Publicado 14 de Setembro de 2013 - 6h00

Por Maria Teresa Costa

A abertura da licitação para o novo contrato do lixo em Campinas foi mais uma vez suspensa

Cedoc/RAC

A abertura da licitação para o novo contrato do lixo em Campinas foi mais uma vez suspensa

A abertura da licitação para o novo contrato do lixo em Campinas foi mais uma vez suspensa, e dessa vez por conta de decisão judicial — foi o terceiro adiamento só este ano.

O consórcio Campinas Sustentável, excluído do certame pela Prefeitura por falta de comprovação de capacidade técnica para operar a coleta e destinação dos resíduos, conseguiu o direito de ter sua proposta comercial aberta nesta sexta-feira (13), junto com os demais grupos que disputam o contrato de R$ 83,2 milhões por um ano. A Prefeitura vai recorrer da decisão judicial e, enquanto isso, a licitação está suspensa.

O secretário de Administração Sílvio Bernardin informou que optou por suspender o certame para evitar uma situação conflitante, na eventualidade de o grupo apresentar menor preço que os consórcios que estão habilitados.

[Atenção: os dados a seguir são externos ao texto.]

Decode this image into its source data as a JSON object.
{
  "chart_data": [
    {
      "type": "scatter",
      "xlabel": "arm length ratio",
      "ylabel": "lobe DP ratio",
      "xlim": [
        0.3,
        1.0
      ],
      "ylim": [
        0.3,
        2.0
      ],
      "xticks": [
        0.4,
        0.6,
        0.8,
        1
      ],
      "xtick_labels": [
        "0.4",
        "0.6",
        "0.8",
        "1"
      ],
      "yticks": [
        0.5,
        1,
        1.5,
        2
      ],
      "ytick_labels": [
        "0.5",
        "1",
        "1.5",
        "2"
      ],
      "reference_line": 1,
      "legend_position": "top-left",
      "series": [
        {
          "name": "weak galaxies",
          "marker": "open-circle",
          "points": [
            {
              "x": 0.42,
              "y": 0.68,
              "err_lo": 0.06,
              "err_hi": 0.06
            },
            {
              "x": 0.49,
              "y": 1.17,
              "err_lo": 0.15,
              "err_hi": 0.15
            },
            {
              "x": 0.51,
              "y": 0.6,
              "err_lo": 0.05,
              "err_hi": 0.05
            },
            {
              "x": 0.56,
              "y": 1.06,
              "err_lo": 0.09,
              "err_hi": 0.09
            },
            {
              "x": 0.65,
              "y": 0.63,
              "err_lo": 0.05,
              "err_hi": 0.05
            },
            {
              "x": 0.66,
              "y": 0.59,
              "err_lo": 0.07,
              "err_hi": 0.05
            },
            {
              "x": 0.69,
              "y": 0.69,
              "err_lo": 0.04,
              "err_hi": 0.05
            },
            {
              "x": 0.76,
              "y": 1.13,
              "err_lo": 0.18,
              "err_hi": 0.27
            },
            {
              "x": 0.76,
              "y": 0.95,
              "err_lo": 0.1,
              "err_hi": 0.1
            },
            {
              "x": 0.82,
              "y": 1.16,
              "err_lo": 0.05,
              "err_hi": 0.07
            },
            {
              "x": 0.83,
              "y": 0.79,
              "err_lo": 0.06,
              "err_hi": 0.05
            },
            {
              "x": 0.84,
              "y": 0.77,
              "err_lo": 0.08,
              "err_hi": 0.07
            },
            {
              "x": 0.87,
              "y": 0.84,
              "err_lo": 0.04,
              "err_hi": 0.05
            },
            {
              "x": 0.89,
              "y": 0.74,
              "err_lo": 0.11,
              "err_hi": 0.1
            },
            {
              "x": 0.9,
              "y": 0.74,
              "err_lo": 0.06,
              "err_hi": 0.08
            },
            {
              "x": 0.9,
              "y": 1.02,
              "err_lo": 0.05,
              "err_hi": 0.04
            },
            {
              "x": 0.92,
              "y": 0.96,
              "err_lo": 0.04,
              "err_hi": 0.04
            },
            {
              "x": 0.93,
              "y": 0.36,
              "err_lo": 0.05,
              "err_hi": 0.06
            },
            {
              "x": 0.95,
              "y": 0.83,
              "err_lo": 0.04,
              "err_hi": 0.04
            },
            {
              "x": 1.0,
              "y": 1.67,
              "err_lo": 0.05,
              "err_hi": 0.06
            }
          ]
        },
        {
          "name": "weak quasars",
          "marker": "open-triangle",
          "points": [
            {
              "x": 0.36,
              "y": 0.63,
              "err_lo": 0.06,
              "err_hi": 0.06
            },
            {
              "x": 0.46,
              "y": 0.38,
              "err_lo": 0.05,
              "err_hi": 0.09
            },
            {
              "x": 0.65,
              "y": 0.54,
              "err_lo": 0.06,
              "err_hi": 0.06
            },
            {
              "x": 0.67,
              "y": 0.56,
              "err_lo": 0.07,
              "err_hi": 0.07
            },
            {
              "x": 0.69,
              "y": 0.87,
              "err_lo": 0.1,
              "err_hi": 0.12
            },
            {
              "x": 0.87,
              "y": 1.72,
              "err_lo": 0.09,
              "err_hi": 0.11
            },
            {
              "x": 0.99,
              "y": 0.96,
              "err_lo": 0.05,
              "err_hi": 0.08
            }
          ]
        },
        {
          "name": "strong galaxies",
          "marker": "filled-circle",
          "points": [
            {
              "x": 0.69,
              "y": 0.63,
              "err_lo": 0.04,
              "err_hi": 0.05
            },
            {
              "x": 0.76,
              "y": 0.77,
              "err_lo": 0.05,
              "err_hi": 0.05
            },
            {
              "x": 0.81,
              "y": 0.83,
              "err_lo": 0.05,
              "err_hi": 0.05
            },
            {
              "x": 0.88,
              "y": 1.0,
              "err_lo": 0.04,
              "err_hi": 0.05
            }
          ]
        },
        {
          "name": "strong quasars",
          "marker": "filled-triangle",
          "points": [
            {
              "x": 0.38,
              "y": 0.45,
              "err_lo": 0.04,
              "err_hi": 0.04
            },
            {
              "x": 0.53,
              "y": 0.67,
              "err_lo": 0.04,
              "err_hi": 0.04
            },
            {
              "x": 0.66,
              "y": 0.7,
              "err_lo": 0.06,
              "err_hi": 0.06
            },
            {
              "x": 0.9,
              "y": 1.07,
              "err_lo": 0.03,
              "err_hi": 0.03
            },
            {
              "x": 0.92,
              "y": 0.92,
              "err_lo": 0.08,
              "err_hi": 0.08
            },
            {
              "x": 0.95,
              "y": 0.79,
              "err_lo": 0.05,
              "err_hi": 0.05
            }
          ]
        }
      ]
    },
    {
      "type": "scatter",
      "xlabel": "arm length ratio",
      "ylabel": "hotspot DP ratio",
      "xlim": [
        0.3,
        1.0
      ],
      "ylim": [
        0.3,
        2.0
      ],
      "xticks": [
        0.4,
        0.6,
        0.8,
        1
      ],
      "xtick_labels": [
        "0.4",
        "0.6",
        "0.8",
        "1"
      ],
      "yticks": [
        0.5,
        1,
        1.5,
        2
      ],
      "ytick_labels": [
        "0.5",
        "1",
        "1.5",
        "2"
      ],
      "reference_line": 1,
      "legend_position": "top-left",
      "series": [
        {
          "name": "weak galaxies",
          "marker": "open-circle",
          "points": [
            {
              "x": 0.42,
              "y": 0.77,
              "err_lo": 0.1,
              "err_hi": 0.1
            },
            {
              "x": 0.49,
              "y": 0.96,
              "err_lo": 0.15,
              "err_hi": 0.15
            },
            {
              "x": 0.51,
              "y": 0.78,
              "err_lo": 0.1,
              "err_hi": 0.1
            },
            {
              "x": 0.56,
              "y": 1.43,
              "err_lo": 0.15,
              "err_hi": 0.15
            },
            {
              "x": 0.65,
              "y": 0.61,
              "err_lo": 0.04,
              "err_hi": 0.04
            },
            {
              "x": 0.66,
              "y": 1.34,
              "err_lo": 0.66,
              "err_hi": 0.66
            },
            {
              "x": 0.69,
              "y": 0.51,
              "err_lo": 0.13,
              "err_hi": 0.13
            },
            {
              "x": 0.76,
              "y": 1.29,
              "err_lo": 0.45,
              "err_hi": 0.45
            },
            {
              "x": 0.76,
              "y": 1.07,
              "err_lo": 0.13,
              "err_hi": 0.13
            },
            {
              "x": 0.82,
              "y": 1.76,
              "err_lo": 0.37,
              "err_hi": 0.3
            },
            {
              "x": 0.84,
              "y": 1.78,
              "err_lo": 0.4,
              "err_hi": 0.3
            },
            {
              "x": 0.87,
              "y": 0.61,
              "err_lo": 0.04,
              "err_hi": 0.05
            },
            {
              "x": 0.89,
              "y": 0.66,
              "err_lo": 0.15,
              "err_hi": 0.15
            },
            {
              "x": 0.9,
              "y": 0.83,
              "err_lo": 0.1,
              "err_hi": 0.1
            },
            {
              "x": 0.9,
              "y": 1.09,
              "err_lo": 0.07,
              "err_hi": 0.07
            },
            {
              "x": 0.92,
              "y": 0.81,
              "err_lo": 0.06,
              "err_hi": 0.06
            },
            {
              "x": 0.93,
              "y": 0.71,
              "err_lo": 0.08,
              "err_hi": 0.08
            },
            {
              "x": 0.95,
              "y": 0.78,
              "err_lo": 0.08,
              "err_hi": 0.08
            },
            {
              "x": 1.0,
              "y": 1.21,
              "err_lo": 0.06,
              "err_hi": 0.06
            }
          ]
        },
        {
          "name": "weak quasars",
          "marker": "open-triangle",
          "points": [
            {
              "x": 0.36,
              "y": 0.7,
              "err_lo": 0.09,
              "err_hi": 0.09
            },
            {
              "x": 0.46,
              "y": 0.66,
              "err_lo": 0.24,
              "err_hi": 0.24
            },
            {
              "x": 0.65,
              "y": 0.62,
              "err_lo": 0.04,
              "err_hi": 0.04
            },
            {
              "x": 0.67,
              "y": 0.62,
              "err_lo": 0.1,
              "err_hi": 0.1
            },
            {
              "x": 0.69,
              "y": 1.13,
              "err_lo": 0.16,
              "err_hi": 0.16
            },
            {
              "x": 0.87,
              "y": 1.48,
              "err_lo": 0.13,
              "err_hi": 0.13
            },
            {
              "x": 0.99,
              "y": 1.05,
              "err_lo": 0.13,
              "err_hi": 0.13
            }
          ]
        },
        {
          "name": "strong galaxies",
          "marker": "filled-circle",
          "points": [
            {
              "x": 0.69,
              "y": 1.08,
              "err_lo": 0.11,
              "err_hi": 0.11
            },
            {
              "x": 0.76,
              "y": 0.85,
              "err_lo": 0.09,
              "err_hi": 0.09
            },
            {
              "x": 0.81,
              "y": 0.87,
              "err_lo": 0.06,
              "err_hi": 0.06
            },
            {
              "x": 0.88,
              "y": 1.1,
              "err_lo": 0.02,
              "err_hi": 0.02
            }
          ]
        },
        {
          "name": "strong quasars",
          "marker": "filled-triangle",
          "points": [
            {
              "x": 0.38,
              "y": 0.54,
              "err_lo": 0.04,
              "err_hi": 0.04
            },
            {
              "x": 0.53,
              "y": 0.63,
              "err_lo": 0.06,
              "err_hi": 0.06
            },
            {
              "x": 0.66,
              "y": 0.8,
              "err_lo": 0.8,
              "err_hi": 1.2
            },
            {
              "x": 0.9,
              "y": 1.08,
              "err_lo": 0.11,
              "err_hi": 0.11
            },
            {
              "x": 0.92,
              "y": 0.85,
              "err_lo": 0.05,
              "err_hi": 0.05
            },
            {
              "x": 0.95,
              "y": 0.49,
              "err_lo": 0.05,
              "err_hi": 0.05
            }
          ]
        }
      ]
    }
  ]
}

“Se esse consórcio apresentar menor preço que os grupos que foram habilitados, estaríamos diante de uma situação de ter que contratar o menor preço, mas de um grupo que não teria condições de operar o lixo de Campinas”, afirmou.

Esse novo adiamento não irá comprometer os serviços de coleta e destinação do lixo, segundo o secretário de Administração. O atual contrato, feito de forma emergencial, vence no próximo mês de dezembro.

O consórcio Campinas Sustentável é formado pelas empresas Sustentare Saneamento SA e Construrban Logística Ambiental e foi desabilitado da licitação porque não apresentou atestado de capacidade técnica referente aos serviços de operação de limpeza especial de calçadões, operação de ecopontos ou serviço similar e transporte de chorume. As empresas recorreram administrativamente, mas a decisão foi mantida.

A SSaneamento S.A. — antiga Qualix — empresa que integra esse grupo, já teve seu nome envolvido em problemas nas cidades paulistas de Hortolândia, São Paulo, Rio Claro e Diadema, além de Teresina (PI), Porto Alegre (RS), Cuiabá (MT) e Feira de Santana (BA).

Outro consórcio, o Nova Campinas, foi desabilitado porque não apresentou atestado de capacidade técnica referente ao serviço de operação de limpeza especial de calçadões, e com quantitativo insuficiente referente aos serviços de operação de limpeza especial de calçadões, operação de ecopontos ou serviço similar, operação de aterro sanitário, transporte de chorume e compostagem resíduos vegetais.

Empresa

O consórcio Tecam opera o lixo em Campinas desde 2005, na gestão do prefeito cassado Hélio de Oliveira Santos (PDT). O prazo final do contrato com o grupo foi dezembro último.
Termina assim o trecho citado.